The disk is exposed as a /dev/nvme* block device, and as such I/O goes through a separate driver. The earlier versions of the driver had a hard limit of 255 seconds before I/O operation times out. [0,1,2]
When the timeout triggers, it is treated as a hard failure and the filesystem gets remounted read-only. Meaning: if you have anything that writes intensively to an attached volume, C5/M5 instances are dangerous. We experimented with them for our early prometheus nodes. Not a good idea. Having the alerts for an entire fleet start flapping due to a seemingly nonsensical "out of disk, write error" monitoring node failure is not fun.[ß]
If you run stateless, in-memory only applications on them (preferably even without local logging), then you should be fine.
ß: We handle nodes dying. The byzantine failure mode of nodes suddenly spewing wrong data is harder to deal with.
Some more information from the original announcement:
(Disclaimer: I work at Canonical/Ubuntu, if that matters)
No need for a kernel with the default set - just put it in your kernel cmdline options in grub. Make an AMI with the change after that, and you're good to go.

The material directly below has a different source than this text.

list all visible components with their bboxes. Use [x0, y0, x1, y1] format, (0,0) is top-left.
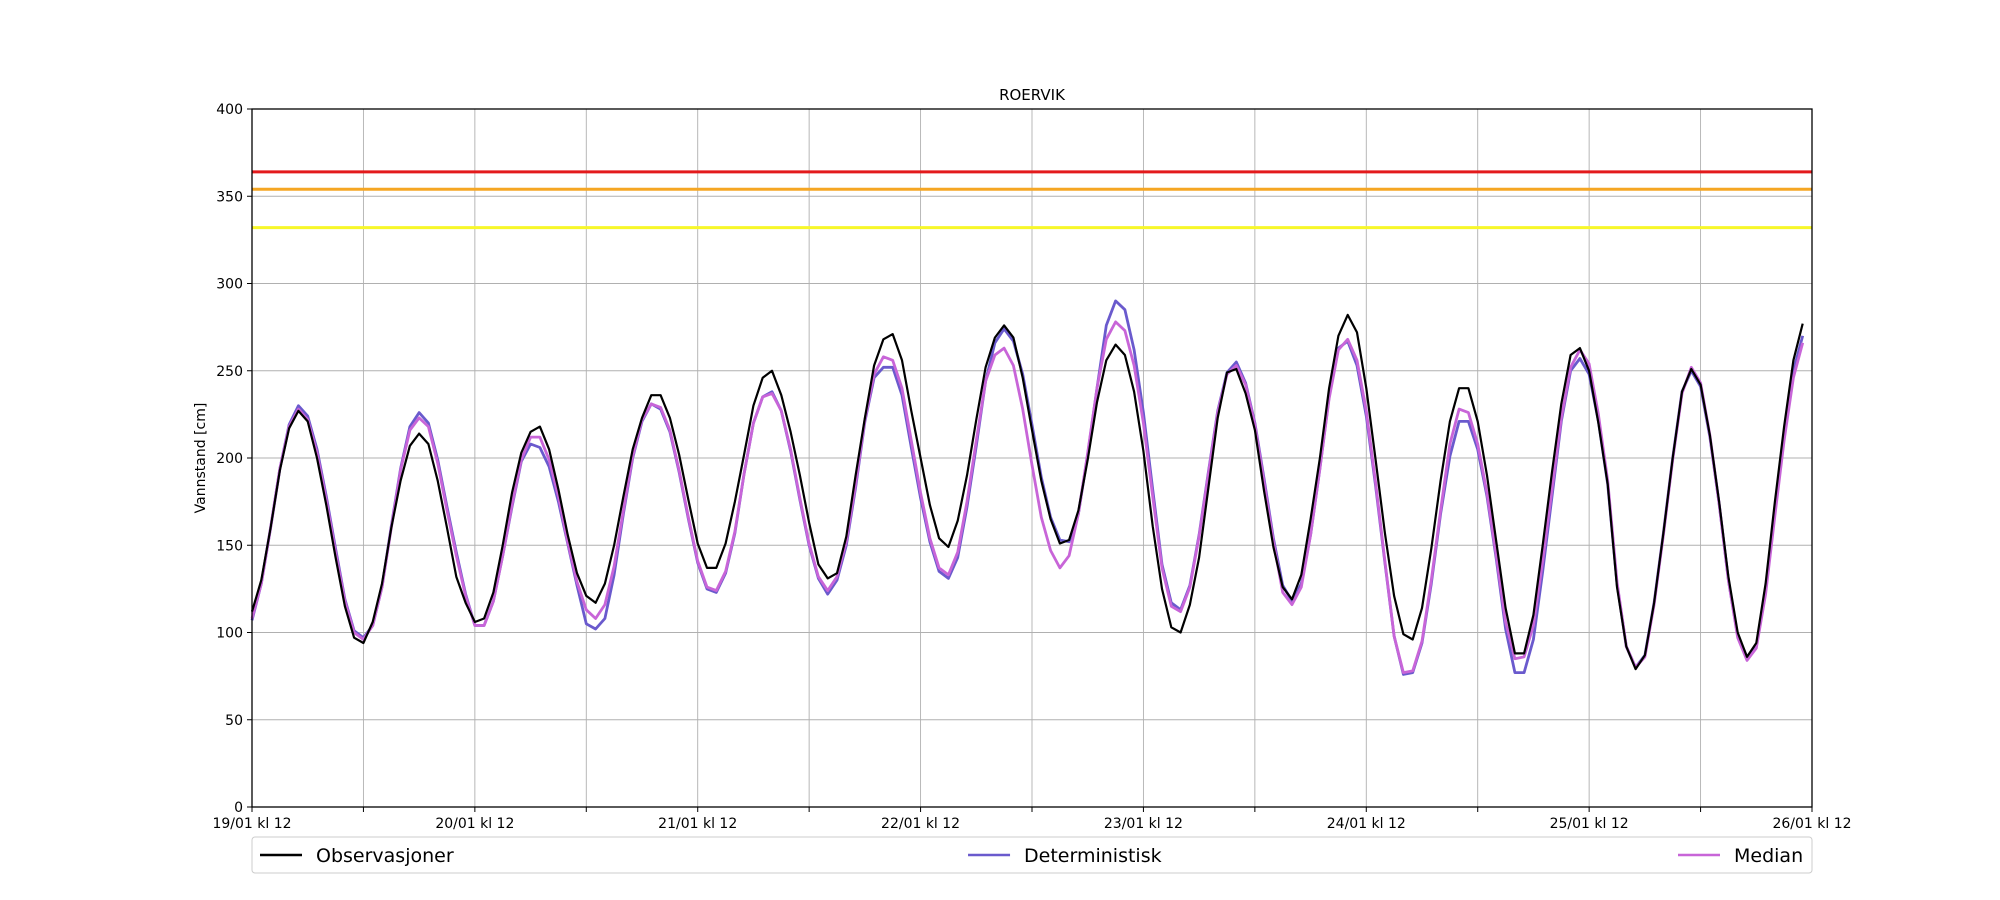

Edit: My apologies. I didn't read your comment carefully enough, and didn't realize you had specifically called out needing to make these changes, and that older kernel versions had the 255 maximum. Leaving the above for posterity, and so people can notice I'm a bad reader :)

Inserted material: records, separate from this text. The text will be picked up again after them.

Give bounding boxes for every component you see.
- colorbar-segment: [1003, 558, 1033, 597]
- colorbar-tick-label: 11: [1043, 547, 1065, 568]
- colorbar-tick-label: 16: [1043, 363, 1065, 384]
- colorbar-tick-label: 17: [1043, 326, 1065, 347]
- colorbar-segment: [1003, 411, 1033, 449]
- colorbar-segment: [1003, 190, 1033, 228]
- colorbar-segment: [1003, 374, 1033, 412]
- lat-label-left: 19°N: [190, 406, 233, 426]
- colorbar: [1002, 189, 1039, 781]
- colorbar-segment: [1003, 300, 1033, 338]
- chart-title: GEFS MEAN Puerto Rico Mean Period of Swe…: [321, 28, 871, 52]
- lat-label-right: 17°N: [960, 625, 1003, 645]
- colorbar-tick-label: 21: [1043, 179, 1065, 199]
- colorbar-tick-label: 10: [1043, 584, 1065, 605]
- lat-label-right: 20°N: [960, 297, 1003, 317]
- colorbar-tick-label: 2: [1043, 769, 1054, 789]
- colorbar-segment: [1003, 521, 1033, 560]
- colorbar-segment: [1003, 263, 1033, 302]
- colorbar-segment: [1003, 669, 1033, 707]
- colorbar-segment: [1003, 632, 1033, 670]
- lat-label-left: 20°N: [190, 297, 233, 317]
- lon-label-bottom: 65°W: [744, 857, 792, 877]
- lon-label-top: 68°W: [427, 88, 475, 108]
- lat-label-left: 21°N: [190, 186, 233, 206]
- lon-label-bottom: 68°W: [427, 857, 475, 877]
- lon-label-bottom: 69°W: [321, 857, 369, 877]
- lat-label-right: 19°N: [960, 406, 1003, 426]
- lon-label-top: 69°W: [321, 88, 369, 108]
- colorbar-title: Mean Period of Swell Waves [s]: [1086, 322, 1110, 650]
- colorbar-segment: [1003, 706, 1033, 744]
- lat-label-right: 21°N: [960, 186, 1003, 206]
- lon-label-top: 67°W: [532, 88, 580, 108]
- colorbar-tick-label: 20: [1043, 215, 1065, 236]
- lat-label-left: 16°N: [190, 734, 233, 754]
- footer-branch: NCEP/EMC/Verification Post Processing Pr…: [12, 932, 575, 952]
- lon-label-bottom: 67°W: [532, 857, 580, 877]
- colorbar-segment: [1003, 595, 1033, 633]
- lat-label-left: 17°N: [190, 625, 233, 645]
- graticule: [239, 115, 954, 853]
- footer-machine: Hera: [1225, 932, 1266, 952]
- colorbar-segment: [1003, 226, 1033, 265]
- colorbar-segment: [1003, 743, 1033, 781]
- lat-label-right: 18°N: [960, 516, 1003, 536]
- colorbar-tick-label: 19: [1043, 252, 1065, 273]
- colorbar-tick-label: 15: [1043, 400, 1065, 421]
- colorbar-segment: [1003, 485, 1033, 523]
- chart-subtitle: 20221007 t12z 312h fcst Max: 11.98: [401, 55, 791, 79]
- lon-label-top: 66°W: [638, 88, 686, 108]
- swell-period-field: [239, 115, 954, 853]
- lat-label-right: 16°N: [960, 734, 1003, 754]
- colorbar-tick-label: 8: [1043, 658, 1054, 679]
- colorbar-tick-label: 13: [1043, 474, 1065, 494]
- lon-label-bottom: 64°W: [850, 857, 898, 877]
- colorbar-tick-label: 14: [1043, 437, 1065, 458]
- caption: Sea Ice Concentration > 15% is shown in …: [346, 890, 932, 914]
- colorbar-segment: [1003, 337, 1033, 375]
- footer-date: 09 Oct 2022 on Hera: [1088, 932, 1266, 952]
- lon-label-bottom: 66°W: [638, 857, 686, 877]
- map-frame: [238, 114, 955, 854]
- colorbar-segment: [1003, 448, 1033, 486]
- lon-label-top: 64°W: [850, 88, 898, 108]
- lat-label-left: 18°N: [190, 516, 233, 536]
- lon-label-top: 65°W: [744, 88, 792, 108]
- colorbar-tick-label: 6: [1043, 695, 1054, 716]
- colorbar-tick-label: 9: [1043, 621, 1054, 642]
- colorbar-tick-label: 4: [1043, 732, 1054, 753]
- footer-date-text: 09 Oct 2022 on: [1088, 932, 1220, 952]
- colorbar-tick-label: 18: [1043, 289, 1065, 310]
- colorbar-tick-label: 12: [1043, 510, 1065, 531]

Did you see these issues even with it set to 255? That seems like it should have been enough timeout if everything is working normally. Perhaps small GP2 volumes that are out of credits with a large queue depth might see this? I can't say I've run into it yet.
Oh yes we did. To make sure we didn't just suffer from a single fluke, we read through docs and changed the value to 255 after the first time. Then waited. Didn't have to wait for long, the thing broke again in less than 3 weeks.
The workload was a pretty aggressively tuned prometheus. At that point we went into compaction after two weeks, so it would have been doing _very_ heavy I/O for a few days.
Some extra details about our monitoring setup here: https://smarketshq.com/wait-what-is-my-fleet-doing-2e7b1b06f... (We have 10s scraping intervals for everything and 1s for our most critical, highly latency-sensitive services.)
I can imagine some crazy random access, small-record, vectored IO from large thread pools. But that's not exactly common because most software that is IO-heavy tries really hard to avoid these things.
It was actually filed about EBS block disks using NVME (on these new instances, there is a hardware card that presents network EBS volumes as a PCI-E NVME device). In certain failure cases since this is a network block store, they can fail for some period of time exceeding this timeout.
The idea of this change is to ensure once they come back the machine is left in a usable state.
Of course, I would not expect to see this on Local NVME disks which is what they announced - that you can now get such instances with local disk as well as EBS.
In any event, the instance storage is unlikely to run afoul of any such timeouts since it’s more or less directly attached (albeit virtualized) and there’s no SAN involved.
Presumably the same applies to i3.metal as well, though I have not yet personally checked.
There's a lot to love about NVMe and timeouts are not actually part of the NVMe specification itself but rather a Linux driver construct. Unfortunately, early versions of the driver used an unsigned char for the timeout value and also have a pretty short timeout for network-based storage.
As mentioned elsewhere in the thread, recent AMIs are configured to avoid this problem out of the box.